Increased c-IAP2 levels in c-IAP1-deficient mice.

c-IAP1 and c-IAP2 are highly homologous members of the IAP family. We considered the possibility that c-IAP1 loss might be accompanied by changes in expression of other IAP proteins. Splenocytes, thymocytes, and murine embryonic fibroblasts (MEFs) were harvested from WT and c-IAP1−/− mice, and the levels of c-IAP2 were determined by immunoblotting with a rabbit anti-c-IAP antiserum, which was raised against rat c-IAP2 and cross-reacts with mouse c-IAP2 and c-IAP1 (13). Although the ratio of c-IAP1 to c-IAP2 differed among cell types, these proteins were expressed at low levels in all WT cells tested. In contrast, the levels of c-IAP2 were markedly elevated in tissues from c-IAP1−/− animals (Fig. 3A).

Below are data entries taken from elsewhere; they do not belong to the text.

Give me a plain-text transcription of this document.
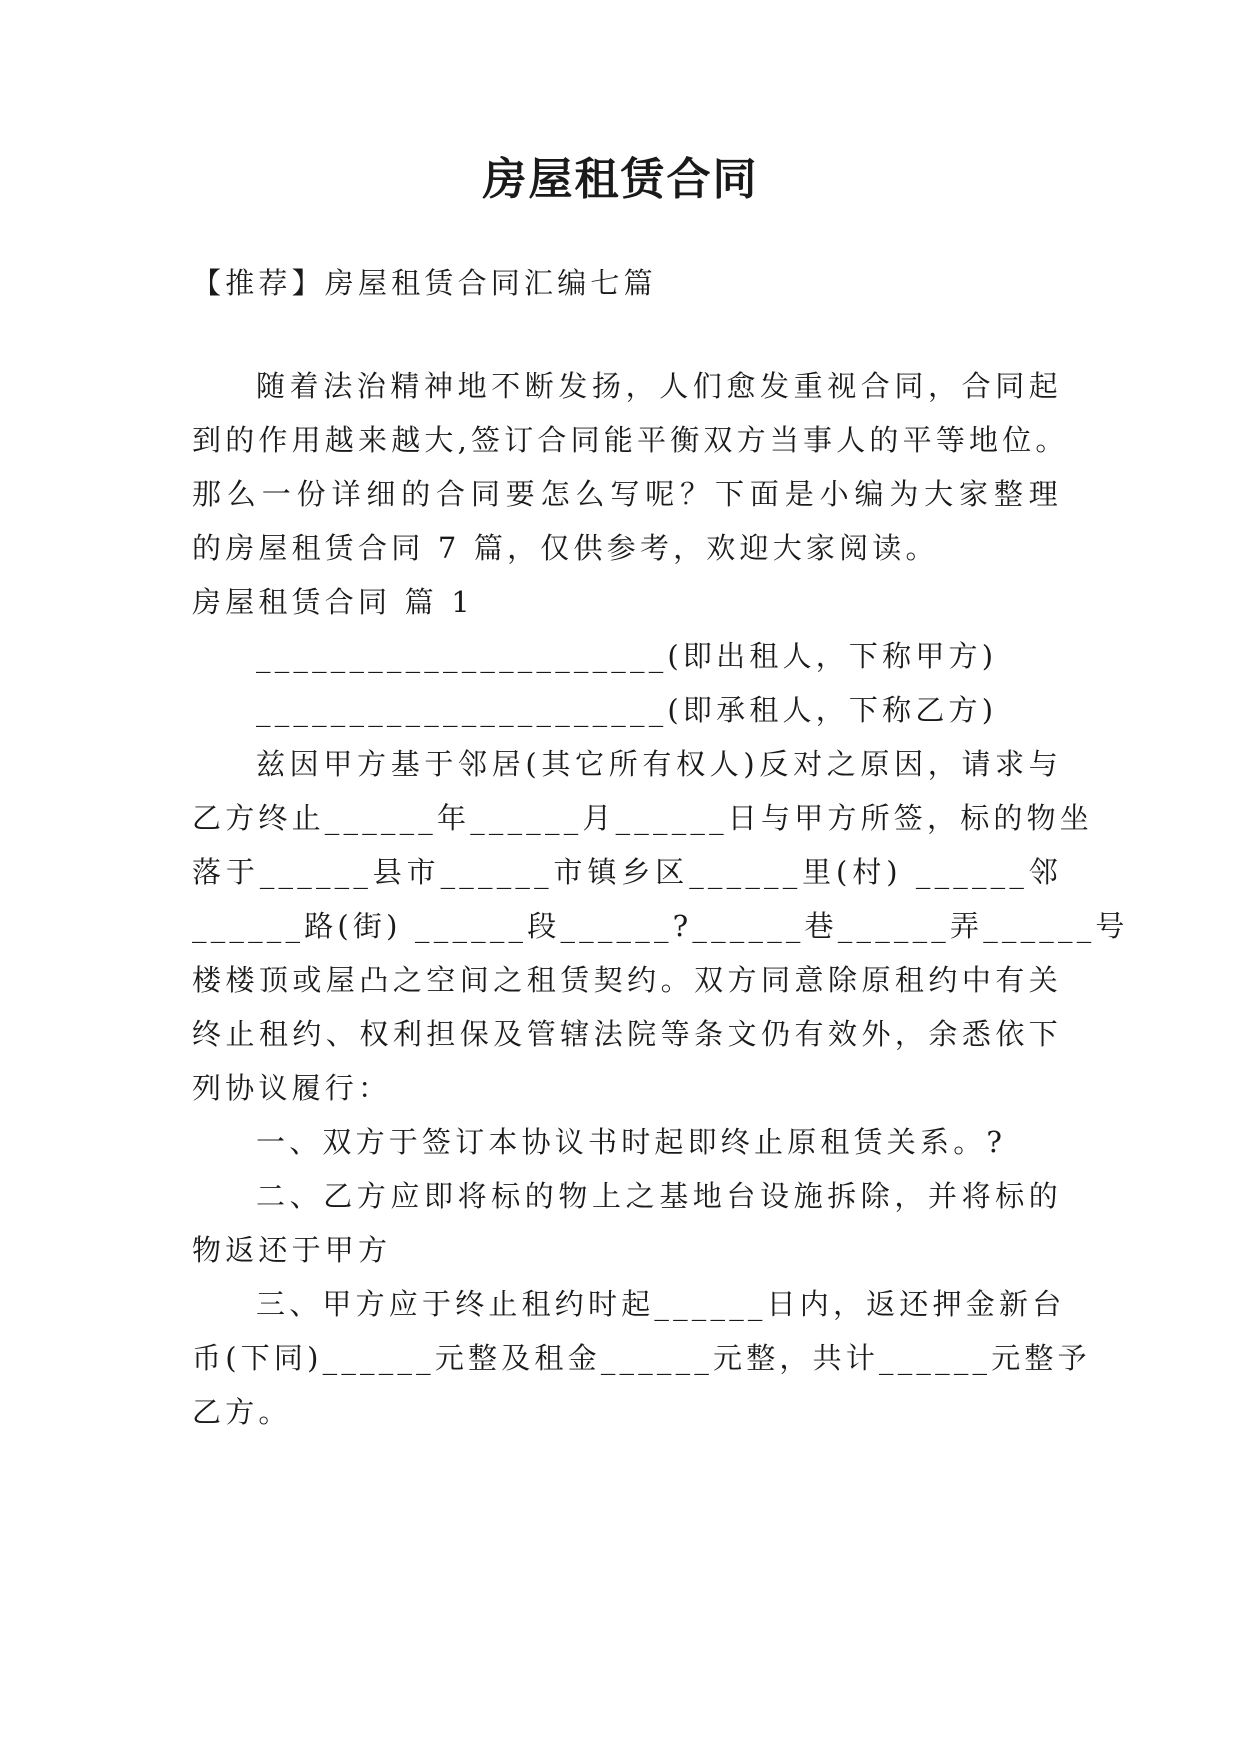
房屋租赁合同

【推荐】房屋租赁合同汇编七篇

随着法治精神地不断发扬，人们愈发重视合同，合同起

到的作用越来越大,签订合同能平衡双方当事人的平等地位。

那么一份详细的合同要怎么写呢？下面是小编为大家整理

的房屋租赁合同 7 篇，仅供参考，欢迎大家阅读。

房屋租赁合同 篇 1

______________________(即出租人，下称甲方)

______________________(即承租人，下称乙方)

兹因甲方基于邻居(其它所有权人)反对之原因，请求与

乙方终止______年______月______日与甲方所签，标的物坐

落于______县市______市镇乡区______里(村) ______邻

______路(街) ______段______?______巷______弄______号

楼楼顶或屋凸之空间之租赁契约。双方同意除原租约中有关

终止租约、权利担保及管辖法院等条文仍有效外，余悉依下

列协议履行：

一、双方于签订本协议书时起即终止原租赁关系。?

二、乙方应即将标的物上之基地台设施拆除，并将标的

物返还于甲方

三、甲方应于终止租约时起______日内，返还押金新台

币(下同)______元整及租金______元整，共计______元整予

乙方。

Comparison of the c-IAP1 and c-IAP2 levels in WT, c-IAP1+/−, and c-IAP1−/− mice showed a clear c-IAP1 gene dose effect on c-IAP2 expression: the levels of c-IAP1 and c-IAP2 in c-IAP1+/− cells were intermediate between those seen with WT and c-IAP1−/− cells (Fig. 3B). Similar results were obtained with thymocytes (data not shown). XIAP is another member of the IAP family that contains a RING domain and has E3 activity (46). In contrast to the elevated levels of c-IAP2, the amounts of XIAP in splenocytes, thymocytes, and primary MEFs from WT and c-IAP1−/− mice were similar (Fig. 3C).

FIG. 3.

FIG. 3.

Dramatic upregulation of c-IAP2 but not XIAP in c-IAP1−/− mice. (A) Immunoblot analysis of c-IAP expression in spleen, thymus, and murine embryonic fibroblasts (MEFs) using an anti-c-IAP antiserum. (B) Immunoblot analysis of c-IAP expression in splenocytes harvested from +/+, c-IAP1 heterozygous (+/−), and −/− mice. (C) Immunoblot analysis of XIAP expression in spleen, thymus, and MEF lysates from +/+ and −/− mice. β-actin expression was used as a loading control.

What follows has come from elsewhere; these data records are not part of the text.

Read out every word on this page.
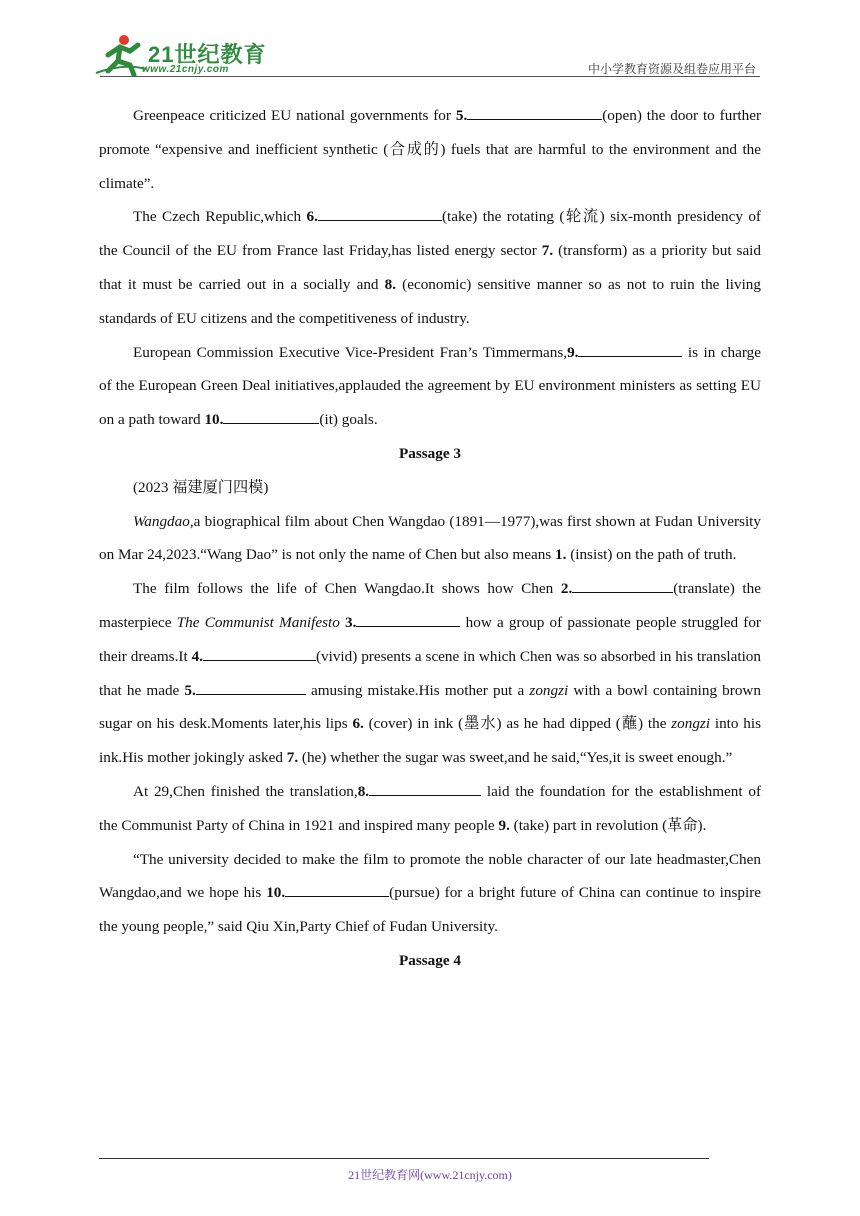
21世纪教育
www.21cnjy.com	中小学教育资源及组卷应用平台

Greenpeace criticized EU national governments for 5.	(open) the door to further promote “expensive and inefficient synthetic (合成的) fuels that are harmful to the environment and the climate”.

The Czech Republic,which 6.	(take) the rotating (轮流) six-month presidency of the Council of the EU from France last Friday,has listed energy sector 7. (transform) as a priority but said that it must be carried out in a socially and 8. (economic) sensitive manner so as not to ruin the living standards of EU citizens and the competitiveness of industry.

European Commission Executive Vice-President Fran’s Timmermans,9.	is in charge of the European Green Deal initiatives,applauded the agreement by EU environment ministers as setting EU on a path toward 10.	(it) goals.

Passage 3

(2023 福建厦门四模)

Wangdao,a biographical film about Chen Wangdao (1891—1977),was first shown at Fudan University on Mar 24,2023.“Wang Dao” is not only the name of Chen but also means 1. (insist) on the path of truth.

The film follows the life of Chen Wangdao.It shows how Chen 2.	(translate) the masterpiece The Communist Manifesto 3.	how a group of passionate people struggled for their dreams.It 4.	(vivid) presents a scene in which Chen was so absorbed in his translation that he made 5.	amusing mistake.His mother put a zongzi with a bowl containing brown sugar on his desk.Moments later,his lips 6. (cover) in ink (墨水) as he had dipped (蘸) the zongzi into his ink.His mother jokingly asked 7. (he) whether the sugar was sweet,and he said,“Yes,it is sweet enough.”

At 29,Chen finished the translation,8.	laid the foundation for the establishment of the Communist Party of China in 1921 and inspired many people 9. (take) part in revolution (革命).

“The university decided to make the film to promote the noble character of our late headmaster,Chen Wangdao,and we hope his 10.	(pursue) for a bright future of China can continue to inspire the young people,” said Qiu Xin,Party Chief of Fudan University.

Passage 4

21世纪教育网(www.21cnjy.com)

It has been reported that the levels of c-IAP1 and c-IAP2 proteins are elevated in XIAP-deficient (XIAP−/−) MEFs (12), suggesting that there might be mutual regulation between these IAP family members. Given that we didn't find any effect of c-IAP1 deficiency on XIAP levels, we examined the levels of c-IAP1 and c-IAP2 in primary tissues from WT, c-IAP1−/−, and XIAP−/− mice. Unlike the results showing increased levels of c-IAP2 in c-IAP1−/− cells, neither c-IAP1 nor c-IAP2 was elevated in XIAP−/− splenocytes (Fig. 4A). Similar results were obtained with thymocytes (data not shown). To determine whether c-IAP levels might be affected specifically in fibroblasts, primary MEFs were prepared and analyzed for IAP expression. Just as with the other tissues, loss of XIAP had no effect on c-IAP1 or c-IAP2 levels (Fig. 4B). These results were confirmed using two independent MEF preparations, one example of which is shown in Fig. 4B. Therefore, we find no evidence for mutual regulation of XIAP and c-IAP proteins or that the upregulation of c-IAP2 is a specific consequence of the lack of c-IAP1 expression.

FIG. 4.

FIG. 4.

Elevated c-IAP2 in c-IAP1-deficient cells but not XIAP-deficient cells. Immunoblot analysis of c-IAP expression in spleen (A) and MEF (B) lysates from wild-type (+/+), c-IAP1−/− (c1−/−), and XIAP−/− (X−/−) mice using anti-c-IAP antiserum. β-actin expression was used as a loading control.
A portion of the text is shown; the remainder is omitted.